In dem Verfahren gegen den 46jährigen Amerikaner Linwood B. hat der Staatsanwalt eine Freiheitsstrafe von drei Jahren und sechs Monaten gefordert. Dem ehemaligen Koch der US–Armee wird vorgeworfen, in Kenntnis seiner HIV–Infektion ungeschützt mit seinen Partnern verkehrt zu haben. Dabei soll er seine Krankheit verheimlicht und eine Infektion billigend in Kauf genommen haben. Nach acht Verhandlungstagen vor der 13. Großen Strafkammer am Nürnberger Landgericht zog Oberstaatsanwalt Jörg Schwalm in seiner einstündigen Ausführung das Resümee, der Angeklagte habe „letale Spätfolgen“ bei seinen Geschlechtspartnern in Kauf genommen, obwohl er über das Ansteckungsrisiko von seinem Arzt eingehend belehrt worden war. Da Linwood B. die „von ihm bewußt heraufbeschworene Gefahr“ gekannt habe, müsse in den vier Fällen seit seiner Diagnose im Juni 1986, als er in verschiedenen Clubs ungeschützt sexuell verkehrt haben soll, von einem bedingten Vorsatz ausgegan gen werden. Ein „Tötungsvorsatz“ käme allerdings „aufgrund eines fehlenden allgemeinen Kenntnisstandes“ über den tödlichen Ausgang der Immunschwäche nicht in Frage.
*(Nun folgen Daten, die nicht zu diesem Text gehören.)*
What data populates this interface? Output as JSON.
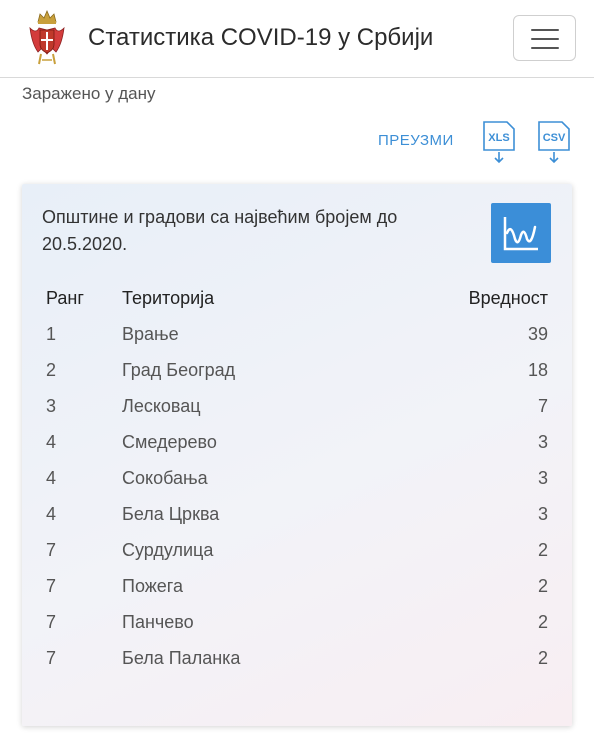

Schwalm schob sogleich die Frage nach, „ob das aber auch für einen Täter im Jahr 1987 gesprochen werden kann“. In dem Verfahren, in dem darüber entschieden werden soll, ob ein ungeschützter Geschlechtsverkehrs in Kenntnis der eigenen HIV–Infektion den Tatbestand einer versuchten gefährlichen Kör perverletzung erfüllt, berief sich der Leitende Staatsanwalt auf das Grundrecht der körperlichen Unversehrtheit, nach dem es „primär nicht Sache des Gesunden sein könne, sich zu schützen“. Vielmehr sei es Aufgabe der Infizierten, eine Weiterverbreitung des Virus zu verhindern. Den Vorwurf des ungeschützten Geschlechtsverkehrs stützt die Anklage vor allem auf die Aussage des behandelnden Arztes, der vor Gericht angab, Linwood B. Monate nach dem AIDS–Test wegen der Geschlechtskrankheit Tripper behandelt zu haben. Rechtsanwalt Becker betonte dagegen, die Beweisaufnahme habe gezeigt, daß sich sein Mandant, der seit Februar in Untersuchungshaft einsitzt, im Bewußtsein seiner Krankheit an die Regeln des „Safer Sex“ gehalten und so verantwortlich gehandelt habe. In ihrem Plädoyer forderte die Verteidigung Freispruch in allen Punkten und Aufhebung des Haftbefehls. Das Urteil wird am 16.11. gesprochen.